Spatial
- Industry: Social gaming, virtual reality, augmented reality
- Founded: 2017
- Founder: Anand Agarawala (CEO); Jinha Lee (CPO);
- Headquarters: New York
- Key people: Jacob Loewenstein Charles Ju
- Number of employees: 51–200
- Website: spatial.io

= Spatial (platform) =

Social gaming platform

Spatial is a Unity-powered UGC gaming platform that enables developers to publish and monetize multiplayer games across web, mobile, and VR. Spatial focuses on games developed using the Unity game engine and the C# programming language. The company is headquartered in New York.

== History ==
Spatial was co-founded by Anand Agarawala and Jinha Lee in 2017. The company designed its first product, the Spatial AR collaboration workspace, intended to transform how people work by turning any room into an infinitely augmentable workspace.

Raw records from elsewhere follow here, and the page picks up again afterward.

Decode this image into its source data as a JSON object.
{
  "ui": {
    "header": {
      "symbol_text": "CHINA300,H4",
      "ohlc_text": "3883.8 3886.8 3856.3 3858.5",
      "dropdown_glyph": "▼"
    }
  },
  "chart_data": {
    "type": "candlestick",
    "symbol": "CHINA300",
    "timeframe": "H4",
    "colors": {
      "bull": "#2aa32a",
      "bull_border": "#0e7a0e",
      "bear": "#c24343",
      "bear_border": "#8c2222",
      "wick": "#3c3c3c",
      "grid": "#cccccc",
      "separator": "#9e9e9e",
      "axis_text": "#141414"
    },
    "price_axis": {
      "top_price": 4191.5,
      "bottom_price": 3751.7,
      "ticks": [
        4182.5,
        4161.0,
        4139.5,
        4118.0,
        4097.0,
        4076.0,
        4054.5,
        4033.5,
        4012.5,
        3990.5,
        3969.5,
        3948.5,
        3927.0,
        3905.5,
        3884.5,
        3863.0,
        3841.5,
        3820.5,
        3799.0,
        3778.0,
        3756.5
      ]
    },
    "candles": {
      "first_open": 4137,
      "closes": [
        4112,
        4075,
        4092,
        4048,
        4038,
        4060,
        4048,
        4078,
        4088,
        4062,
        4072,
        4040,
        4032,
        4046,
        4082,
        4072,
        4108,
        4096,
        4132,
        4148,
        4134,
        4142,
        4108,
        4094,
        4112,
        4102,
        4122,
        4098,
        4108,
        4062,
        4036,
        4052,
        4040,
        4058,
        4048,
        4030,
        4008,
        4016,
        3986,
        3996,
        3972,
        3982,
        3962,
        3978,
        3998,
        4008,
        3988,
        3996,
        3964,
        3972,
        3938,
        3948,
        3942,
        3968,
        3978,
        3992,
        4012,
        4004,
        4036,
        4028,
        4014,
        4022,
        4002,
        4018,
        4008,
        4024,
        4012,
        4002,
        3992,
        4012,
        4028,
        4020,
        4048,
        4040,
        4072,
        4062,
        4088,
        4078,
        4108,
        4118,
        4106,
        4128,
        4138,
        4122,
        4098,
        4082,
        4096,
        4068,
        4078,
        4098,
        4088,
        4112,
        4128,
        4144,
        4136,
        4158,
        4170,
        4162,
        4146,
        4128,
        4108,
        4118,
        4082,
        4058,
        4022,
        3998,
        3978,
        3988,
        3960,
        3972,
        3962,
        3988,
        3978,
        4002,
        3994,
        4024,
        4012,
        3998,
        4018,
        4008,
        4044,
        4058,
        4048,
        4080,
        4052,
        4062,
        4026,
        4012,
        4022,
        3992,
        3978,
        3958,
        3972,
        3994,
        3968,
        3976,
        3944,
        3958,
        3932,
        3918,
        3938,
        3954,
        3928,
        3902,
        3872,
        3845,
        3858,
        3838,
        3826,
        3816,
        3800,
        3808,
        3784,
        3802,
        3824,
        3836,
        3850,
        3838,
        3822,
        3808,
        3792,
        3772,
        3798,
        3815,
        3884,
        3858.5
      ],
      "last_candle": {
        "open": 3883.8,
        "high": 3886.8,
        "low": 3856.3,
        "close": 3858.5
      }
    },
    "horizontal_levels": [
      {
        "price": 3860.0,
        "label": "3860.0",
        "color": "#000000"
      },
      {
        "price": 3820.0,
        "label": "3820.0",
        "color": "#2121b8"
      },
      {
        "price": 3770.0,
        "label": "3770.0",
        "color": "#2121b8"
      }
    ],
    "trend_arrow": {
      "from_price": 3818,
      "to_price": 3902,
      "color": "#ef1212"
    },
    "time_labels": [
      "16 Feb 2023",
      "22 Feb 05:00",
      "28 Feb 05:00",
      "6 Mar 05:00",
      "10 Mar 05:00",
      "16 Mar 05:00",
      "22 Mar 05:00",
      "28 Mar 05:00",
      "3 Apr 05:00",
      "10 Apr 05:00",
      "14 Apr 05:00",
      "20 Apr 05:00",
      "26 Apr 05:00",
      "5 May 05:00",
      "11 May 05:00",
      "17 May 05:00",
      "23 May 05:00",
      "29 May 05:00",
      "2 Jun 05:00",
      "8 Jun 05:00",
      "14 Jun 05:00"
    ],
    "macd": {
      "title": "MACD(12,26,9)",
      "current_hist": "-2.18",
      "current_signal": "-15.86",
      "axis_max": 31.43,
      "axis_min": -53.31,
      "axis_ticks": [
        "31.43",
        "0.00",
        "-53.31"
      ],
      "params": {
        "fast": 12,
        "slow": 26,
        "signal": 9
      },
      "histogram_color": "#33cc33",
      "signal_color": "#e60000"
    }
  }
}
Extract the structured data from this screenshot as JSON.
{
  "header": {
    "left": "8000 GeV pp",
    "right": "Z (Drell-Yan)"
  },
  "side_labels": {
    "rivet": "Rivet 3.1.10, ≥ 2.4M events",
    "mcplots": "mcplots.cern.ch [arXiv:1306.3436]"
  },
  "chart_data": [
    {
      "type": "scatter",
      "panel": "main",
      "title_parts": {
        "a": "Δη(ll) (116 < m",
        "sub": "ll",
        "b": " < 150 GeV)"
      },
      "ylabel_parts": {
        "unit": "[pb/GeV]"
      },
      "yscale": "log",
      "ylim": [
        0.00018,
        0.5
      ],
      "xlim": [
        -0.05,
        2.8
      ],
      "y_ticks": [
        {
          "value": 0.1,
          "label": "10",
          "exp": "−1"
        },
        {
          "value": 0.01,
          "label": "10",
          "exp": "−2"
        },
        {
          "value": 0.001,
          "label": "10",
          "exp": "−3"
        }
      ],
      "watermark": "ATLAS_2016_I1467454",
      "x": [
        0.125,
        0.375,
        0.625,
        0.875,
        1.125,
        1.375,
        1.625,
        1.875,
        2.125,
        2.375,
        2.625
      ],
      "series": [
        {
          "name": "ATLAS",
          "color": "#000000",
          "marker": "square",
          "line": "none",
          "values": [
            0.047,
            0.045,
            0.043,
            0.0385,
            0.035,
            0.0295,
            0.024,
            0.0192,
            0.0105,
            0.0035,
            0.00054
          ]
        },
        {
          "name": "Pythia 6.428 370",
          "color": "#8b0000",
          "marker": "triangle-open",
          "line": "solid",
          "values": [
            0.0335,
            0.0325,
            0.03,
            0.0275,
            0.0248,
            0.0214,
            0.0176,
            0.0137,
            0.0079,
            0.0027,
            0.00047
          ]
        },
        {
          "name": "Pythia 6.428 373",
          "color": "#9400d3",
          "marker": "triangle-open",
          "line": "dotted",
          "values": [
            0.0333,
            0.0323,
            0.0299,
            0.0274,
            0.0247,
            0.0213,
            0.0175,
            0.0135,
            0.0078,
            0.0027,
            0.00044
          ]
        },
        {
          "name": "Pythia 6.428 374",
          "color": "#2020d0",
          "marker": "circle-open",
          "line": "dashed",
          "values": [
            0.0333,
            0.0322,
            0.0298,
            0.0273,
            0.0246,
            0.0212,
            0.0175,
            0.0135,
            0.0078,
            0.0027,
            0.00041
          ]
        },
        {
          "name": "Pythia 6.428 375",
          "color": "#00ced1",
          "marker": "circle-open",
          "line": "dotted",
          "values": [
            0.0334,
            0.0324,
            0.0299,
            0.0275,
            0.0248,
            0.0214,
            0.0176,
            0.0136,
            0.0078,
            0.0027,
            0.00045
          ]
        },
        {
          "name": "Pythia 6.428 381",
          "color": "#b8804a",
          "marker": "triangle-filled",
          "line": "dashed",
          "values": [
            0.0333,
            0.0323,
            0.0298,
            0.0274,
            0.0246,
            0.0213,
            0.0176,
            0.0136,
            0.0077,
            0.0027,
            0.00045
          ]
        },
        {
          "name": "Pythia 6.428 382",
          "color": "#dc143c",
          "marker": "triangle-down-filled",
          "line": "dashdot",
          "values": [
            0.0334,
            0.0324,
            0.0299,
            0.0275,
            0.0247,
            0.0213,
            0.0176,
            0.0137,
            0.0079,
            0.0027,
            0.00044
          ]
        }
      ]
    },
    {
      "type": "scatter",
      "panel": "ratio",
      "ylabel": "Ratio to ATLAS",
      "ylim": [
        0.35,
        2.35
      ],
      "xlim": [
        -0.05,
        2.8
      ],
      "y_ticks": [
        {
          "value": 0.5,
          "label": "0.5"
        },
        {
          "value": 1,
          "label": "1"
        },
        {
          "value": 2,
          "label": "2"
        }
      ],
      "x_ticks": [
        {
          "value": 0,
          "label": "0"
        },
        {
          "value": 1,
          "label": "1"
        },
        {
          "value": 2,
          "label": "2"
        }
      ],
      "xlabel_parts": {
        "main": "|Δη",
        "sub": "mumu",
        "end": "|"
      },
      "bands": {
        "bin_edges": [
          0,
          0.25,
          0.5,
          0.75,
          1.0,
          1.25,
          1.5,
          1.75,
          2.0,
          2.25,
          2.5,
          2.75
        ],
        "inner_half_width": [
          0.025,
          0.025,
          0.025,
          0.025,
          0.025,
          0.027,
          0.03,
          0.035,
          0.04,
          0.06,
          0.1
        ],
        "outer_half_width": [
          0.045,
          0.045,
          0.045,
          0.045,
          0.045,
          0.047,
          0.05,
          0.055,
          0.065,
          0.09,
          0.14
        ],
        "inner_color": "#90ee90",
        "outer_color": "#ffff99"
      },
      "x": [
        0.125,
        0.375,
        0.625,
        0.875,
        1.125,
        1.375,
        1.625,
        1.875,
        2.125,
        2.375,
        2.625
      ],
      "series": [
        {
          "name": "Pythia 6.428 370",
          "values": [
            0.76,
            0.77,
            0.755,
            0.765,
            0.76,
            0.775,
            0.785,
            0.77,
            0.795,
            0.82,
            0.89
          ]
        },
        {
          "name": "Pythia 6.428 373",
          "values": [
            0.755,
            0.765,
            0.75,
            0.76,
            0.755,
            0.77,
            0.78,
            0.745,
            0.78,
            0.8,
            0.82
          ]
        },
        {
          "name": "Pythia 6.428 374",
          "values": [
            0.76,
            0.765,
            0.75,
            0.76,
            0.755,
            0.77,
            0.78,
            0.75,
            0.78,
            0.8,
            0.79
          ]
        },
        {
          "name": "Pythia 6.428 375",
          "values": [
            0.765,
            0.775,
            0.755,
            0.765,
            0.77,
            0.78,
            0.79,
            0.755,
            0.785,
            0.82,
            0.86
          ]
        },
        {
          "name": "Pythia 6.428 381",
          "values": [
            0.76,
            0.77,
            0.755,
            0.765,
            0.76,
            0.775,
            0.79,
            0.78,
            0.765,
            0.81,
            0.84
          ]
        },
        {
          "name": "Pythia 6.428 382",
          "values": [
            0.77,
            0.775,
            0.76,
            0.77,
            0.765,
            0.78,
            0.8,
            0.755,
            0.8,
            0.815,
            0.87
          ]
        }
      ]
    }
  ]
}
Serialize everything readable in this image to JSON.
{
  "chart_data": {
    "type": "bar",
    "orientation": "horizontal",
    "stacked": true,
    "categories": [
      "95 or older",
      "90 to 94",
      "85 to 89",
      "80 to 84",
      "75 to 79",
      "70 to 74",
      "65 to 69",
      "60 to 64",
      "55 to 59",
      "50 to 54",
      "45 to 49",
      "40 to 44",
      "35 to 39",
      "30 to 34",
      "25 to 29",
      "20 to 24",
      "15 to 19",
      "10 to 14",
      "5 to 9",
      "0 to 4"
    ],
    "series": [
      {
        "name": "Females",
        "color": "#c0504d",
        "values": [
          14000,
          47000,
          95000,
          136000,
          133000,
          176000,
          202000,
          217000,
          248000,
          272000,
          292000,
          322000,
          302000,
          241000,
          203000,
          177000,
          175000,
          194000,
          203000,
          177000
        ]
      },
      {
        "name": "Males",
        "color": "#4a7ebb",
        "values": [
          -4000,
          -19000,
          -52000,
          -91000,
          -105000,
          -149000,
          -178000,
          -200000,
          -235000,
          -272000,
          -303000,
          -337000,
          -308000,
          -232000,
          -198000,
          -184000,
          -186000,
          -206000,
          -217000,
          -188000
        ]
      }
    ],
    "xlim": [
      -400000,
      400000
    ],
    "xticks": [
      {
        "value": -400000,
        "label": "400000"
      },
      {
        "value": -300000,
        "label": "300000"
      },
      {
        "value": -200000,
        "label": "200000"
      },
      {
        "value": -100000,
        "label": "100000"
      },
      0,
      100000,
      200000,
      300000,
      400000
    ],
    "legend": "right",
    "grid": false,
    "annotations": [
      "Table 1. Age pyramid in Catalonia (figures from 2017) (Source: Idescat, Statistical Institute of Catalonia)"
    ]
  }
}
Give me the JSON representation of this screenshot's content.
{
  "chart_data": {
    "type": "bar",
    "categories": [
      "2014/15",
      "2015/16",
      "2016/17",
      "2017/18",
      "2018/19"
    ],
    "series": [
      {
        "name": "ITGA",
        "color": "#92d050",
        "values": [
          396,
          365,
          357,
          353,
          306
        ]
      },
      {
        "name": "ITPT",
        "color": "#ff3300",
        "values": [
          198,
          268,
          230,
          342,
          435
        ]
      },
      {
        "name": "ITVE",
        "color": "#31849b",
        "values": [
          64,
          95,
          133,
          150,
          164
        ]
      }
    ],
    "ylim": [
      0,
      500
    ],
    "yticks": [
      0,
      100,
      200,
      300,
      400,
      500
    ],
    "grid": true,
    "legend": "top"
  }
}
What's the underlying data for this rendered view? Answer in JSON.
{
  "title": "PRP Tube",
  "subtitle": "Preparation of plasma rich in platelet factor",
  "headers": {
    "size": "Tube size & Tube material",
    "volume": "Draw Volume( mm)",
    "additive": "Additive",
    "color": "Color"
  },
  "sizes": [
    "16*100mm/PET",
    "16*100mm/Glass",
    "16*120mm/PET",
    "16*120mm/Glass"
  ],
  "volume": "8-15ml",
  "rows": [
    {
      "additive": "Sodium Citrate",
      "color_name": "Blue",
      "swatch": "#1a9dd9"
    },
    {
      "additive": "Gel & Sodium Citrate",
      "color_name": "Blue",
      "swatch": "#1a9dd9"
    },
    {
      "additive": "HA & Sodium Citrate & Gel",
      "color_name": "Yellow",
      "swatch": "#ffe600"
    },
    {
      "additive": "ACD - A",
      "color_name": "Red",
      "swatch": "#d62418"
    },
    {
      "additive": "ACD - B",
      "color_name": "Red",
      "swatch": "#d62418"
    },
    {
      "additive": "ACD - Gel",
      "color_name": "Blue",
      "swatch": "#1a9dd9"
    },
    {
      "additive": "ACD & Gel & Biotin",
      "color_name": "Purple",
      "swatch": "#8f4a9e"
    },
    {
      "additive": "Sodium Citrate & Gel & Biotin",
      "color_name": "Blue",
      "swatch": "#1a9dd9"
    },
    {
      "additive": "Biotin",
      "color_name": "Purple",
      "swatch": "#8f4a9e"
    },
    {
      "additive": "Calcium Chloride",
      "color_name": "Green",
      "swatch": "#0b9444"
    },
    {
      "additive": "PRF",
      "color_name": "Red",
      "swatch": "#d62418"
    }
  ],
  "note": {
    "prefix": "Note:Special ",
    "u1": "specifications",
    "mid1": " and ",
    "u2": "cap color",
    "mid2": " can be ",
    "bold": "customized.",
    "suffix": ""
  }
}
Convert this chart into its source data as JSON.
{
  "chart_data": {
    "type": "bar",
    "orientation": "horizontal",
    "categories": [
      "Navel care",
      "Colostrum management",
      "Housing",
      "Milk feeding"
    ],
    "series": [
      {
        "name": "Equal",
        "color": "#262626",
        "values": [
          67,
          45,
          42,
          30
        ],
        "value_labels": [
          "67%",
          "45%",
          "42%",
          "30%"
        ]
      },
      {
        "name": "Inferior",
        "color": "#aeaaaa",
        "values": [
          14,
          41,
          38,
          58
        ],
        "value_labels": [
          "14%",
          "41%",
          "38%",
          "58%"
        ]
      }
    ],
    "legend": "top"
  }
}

In 2019, Spatial entered into a partnership with Microsoft to develop workplace software for the HoloLens AR headset. The following year, it released a collaboration and hangout app that ran on Meta's Quest 2 VR headset. In 2021, Spatial pivoted to building virtual showrooms for NFTs.

Spatial has collaborated with various artists, including Hermitage, NBA, !llmind, Krista Kim, Federico Clapis, and Jarlan Perez. In March 2023, Spatial partnered with OVER, Decentraland, and UNXD at the second edition for Metaverse Fashion Week.

In November 2023, Spatial announced the launch of a new season of in-house games available to play on web, mobile, and VR.

Spatial has released several browser-based games on its platform, including Punch Hero, Racing Empire, Infinite Ascent, Shooty Shooty, Mostly Only Up, Buddy Blitz, and Cyber Punk.